Z80 vs 6502
目次
1~100を足すプログラム
さて、改めて、紹介されたプログラムから現状一番速いものを紹介します。
・ローカルルール
ループ展開するプログラムが現れたため、「ループ展開する際は、全体を規定バイト数に収める」ことにしたいと思います。
現状、一番長い 6502 プログラムが 28バイトで、Z80 側は 28バイト以内でループ展開を行っているため。
ただ、元々 6502 は命令が少なく、命令を組み合わせて多彩な表現を行えるように設計されていますので、同じバイト数では 6502 に不利な条件になります。
そこで、Z80 は 30バイト、6502 は 40バイトを制限としたいと思います。
これは、プログラムサイズの制限ではありません。ループ展開を制限するためのものですので、展開しなければこれ以上のサイズのプログラムでも構いません。
6502基本
まずは素直な改良。基本的なプログラムとなります
LDA #100 ; 2
STA >2 ; 3
LDA #0 ; 2
TAX ; 2
CLC ; 2
LOOP:
ADC >2 ; 3
BCC SKIP ; 3 / 2
INX ; 2
CLC ; 2
SKIP:
DEC >2 ; 5
BNE LOOP ; 3 / 2
STA >0 ; 3
STX >1 ; 3
僕のプログラムでは、足す数は 8bit ですが、これを 16bit に拡張した形で、常に 16bit 演算していました。
元の趣旨が Z80 が有利になるように 16bit 演算をする、だったためです。
しかし、これは無駄が多いので「繰り上がりが生じた時のみ、上位バイトを計算する」ようにしたのが上のプログラムです。
上位バイトは X レジスタに入れています。
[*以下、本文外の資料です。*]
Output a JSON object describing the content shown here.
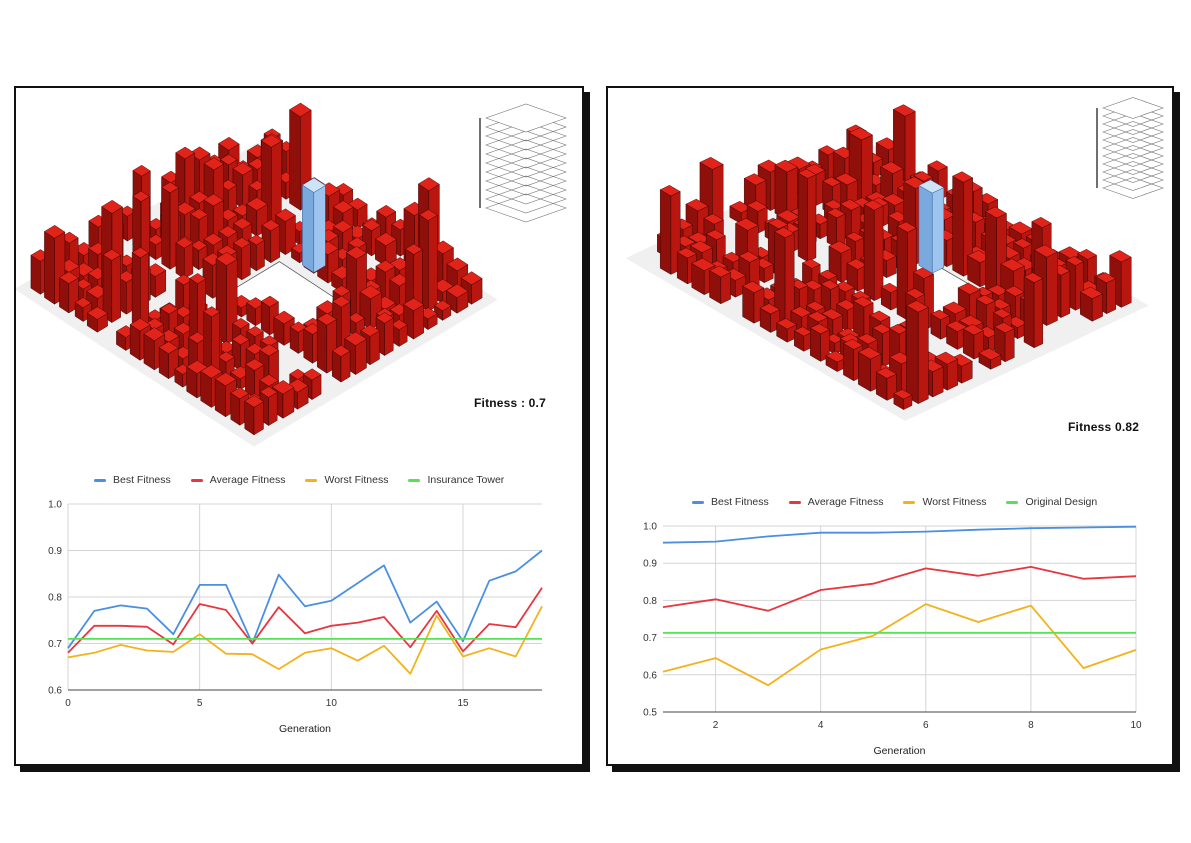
{
  "colors": {
    "best": "#4a8fe0",
    "average": "#e8363f",
    "worst": "#f3b21c",
    "reference": "#55e255",
    "building": "#e2231a",
    "building_dark": "#8f0f0a",
    "tower": "#9cc4ee"
  },
  "left": {
    "fitness_label": "Fitness : 0.7",
    "legend": [
      "Best Fitness",
      "Average Fitness",
      "Worst Fitness",
      "Insurance Tower"
    ]
  },
  "right": {
    "fitness_label": "Fitness 0.82",
    "legend": [
      "Best Fitness",
      "Average Fitness",
      "Worst Fitness",
      "Original Design"
    ]
  },
  "chart_data": [
    {
      "type": "line",
      "xlabel": "Generation",
      "ylabel": "",
      "xlim": [
        0,
        18
      ],
      "ylim": [
        0.6,
        1.0
      ],
      "x_ticks": [
        0,
        5,
        10,
        15
      ],
      "y_ticks": [
        0.6,
        0.7,
        0.8,
        0.9,
        1.0
      ],
      "grid": true,
      "legend_position": "top",
      "x": [
        0,
        1,
        2,
        3,
        4,
        5,
        6,
        7,
        8,
        9,
        10,
        11,
        12,
        13,
        14,
        15,
        16,
        17,
        18
      ],
      "series": [
        {
          "name": "Best Fitness",
          "color_key": "best",
          "values": [
            0.69,
            0.77,
            0.782,
            0.775,
            0.72,
            0.826,
            0.826,
            0.7,
            0.848,
            0.78,
            0.792,
            0.83,
            0.868,
            0.745,
            0.79,
            0.705,
            0.835,
            0.855,
            0.9
          ]
        },
        {
          "name": "Average Fitness",
          "color_key": "average",
          "values": [
            0.68,
            0.738,
            0.738,
            0.736,
            0.698,
            0.785,
            0.772,
            0.7,
            0.778,
            0.722,
            0.738,
            0.745,
            0.757,
            0.692,
            0.77,
            0.683,
            0.742,
            0.735,
            0.82
          ]
        },
        {
          "name": "Worst Fitness",
          "color_key": "worst",
          "values": [
            0.67,
            0.68,
            0.697,
            0.685,
            0.682,
            0.72,
            0.678,
            0.677,
            0.645,
            0.68,
            0.69,
            0.663,
            0.695,
            0.635,
            0.76,
            0.672,
            0.69,
            0.672,
            0.78
          ]
        },
        {
          "name": "Insurance Tower",
          "color_key": "reference",
          "values": [
            0.71,
            0.71,
            0.71,
            0.71,
            0.71,
            0.71,
            0.71,
            0.71,
            0.71,
            0.71,
            0.71,
            0.71,
            0.71,
            0.71,
            0.71,
            0.71,
            0.71,
            0.71,
            0.71
          ]
        }
      ]
    },
    {
      "type": "line",
      "xlabel": "Generation",
      "ylabel": "",
      "xlim": [
        1,
        10
      ],
      "ylim": [
        0.5,
        1.0
      ],
      "x_ticks": [
        2,
        4,
        6,
        8,
        10
      ],
      "y_ticks": [
        0.5,
        0.6,
        0.7,
        0.8,
        0.9,
        1.0
      ],
      "grid": true,
      "legend_position": "top",
      "x": [
        1,
        2,
        3,
        4,
        5,
        6,
        7,
        8,
        9,
        10
      ],
      "series": [
        {
          "name": "Best Fitness",
          "color_key": "best",
          "values": [
            0.955,
            0.958,
            0.972,
            0.982,
            0.982,
            0.985,
            0.99,
            0.994,
            0.996,
            0.998
          ]
        },
        {
          "name": "Average Fitness",
          "color_key": "average",
          "values": [
            0.782,
            0.803,
            0.772,
            0.828,
            0.845,
            0.886,
            0.866,
            0.89,
            0.858,
            0.865
          ]
        },
        {
          "name": "Worst Fitness",
          "color_key": "worst",
          "values": [
            0.608,
            0.645,
            0.572,
            0.668,
            0.705,
            0.79,
            0.742,
            0.786,
            0.618,
            0.667
          ]
        },
        {
          "name": "Original Design",
          "color_key": "reference",
          "values": [
            0.713,
            0.713,
            0.713,
            0.713,
            0.713,
            0.713,
            0.713,
            0.713,
            0.713,
            0.713
          ]
        }
      ]
    }
  ]
}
X レジスタは計算用ではありませんが、インクリメント(数を1増やす)程度はできます。
繰り上がりならこれで十分です。
これにより、A レジスタを使いまわして上位バイトと下位バイトをそれぞれ計算する必要は無くなったので、Aレジスタは下位バイトの計算専用になりました。
値の出し入れのオーバーヘッドが無くなり、大幅に高速化されています。
前処理は、合計 14クロック。
メインループは、繰り上がりが発生しない場合 14 クロック。
繰り上がりが発生すると、17 クロックになります。
この計算、結果は 5050 になる、とわかっていますが、256 で割ると 19.7 。上位バイトへの繰り上がりが 19回行われる、ということです。
全体の計算回数は 100回なので、81回は繰り上がりが発生しません。
(14clock * 81 + 17clock * 19) = 1457clock
ただし、最後の1回はループのジャンプがないため、1クロック減ります。
そして、計算終了後に6クロックの後処理があります。これは、元のプログラムに合わせて値をメモリに格納するため。
合計すると、1476 クロックです。
僕の示したプログラムは 2625 クロックでしたので、ずいぶん早くなりました。
繰り上がり高速化
そして、さらなる改良。
LDA #100 ; 2
STA >2 ; 3
LDA #0 ; 2
TAX ; 2
JMP SKIP ; 3
INCH:
INX ; 2
DEC >2 ; 5
BEQ EXIT ; 3 / 2
SKIP:
CLC ; 2
LOOP:
ADC >2 ; 3
BCS INCH; 3 / 2
DEC >2 ; 5
BNE LOOP; 3 / 2
EXIT:
STA >0 ; 3
STX >1 ; 3
先のプログラムでは、「繰り上がりが発生しない」場合に、繰り上がり処理をジャンプして飛ばしていました。
しかし、6502 の条件ジャンプは、「ジャンプしない」時の方が高速に動きます。
繰り上がりは、19 回発生して、81 回発生しません。ならば、繰り上がりが発生した時にジャンプした方が全体として速い、というのが上のプログラムの着眼点。
これで、メインループで繰り上がりがない場合が 13クロックになります。(1クロック減った)
それ以外の処理は巧妙に作られており、先のプログラムと全く同じクロック数です。
結果ももちろん、繰り上がりがない回数の 81 クロック減り、総計 1395クロック。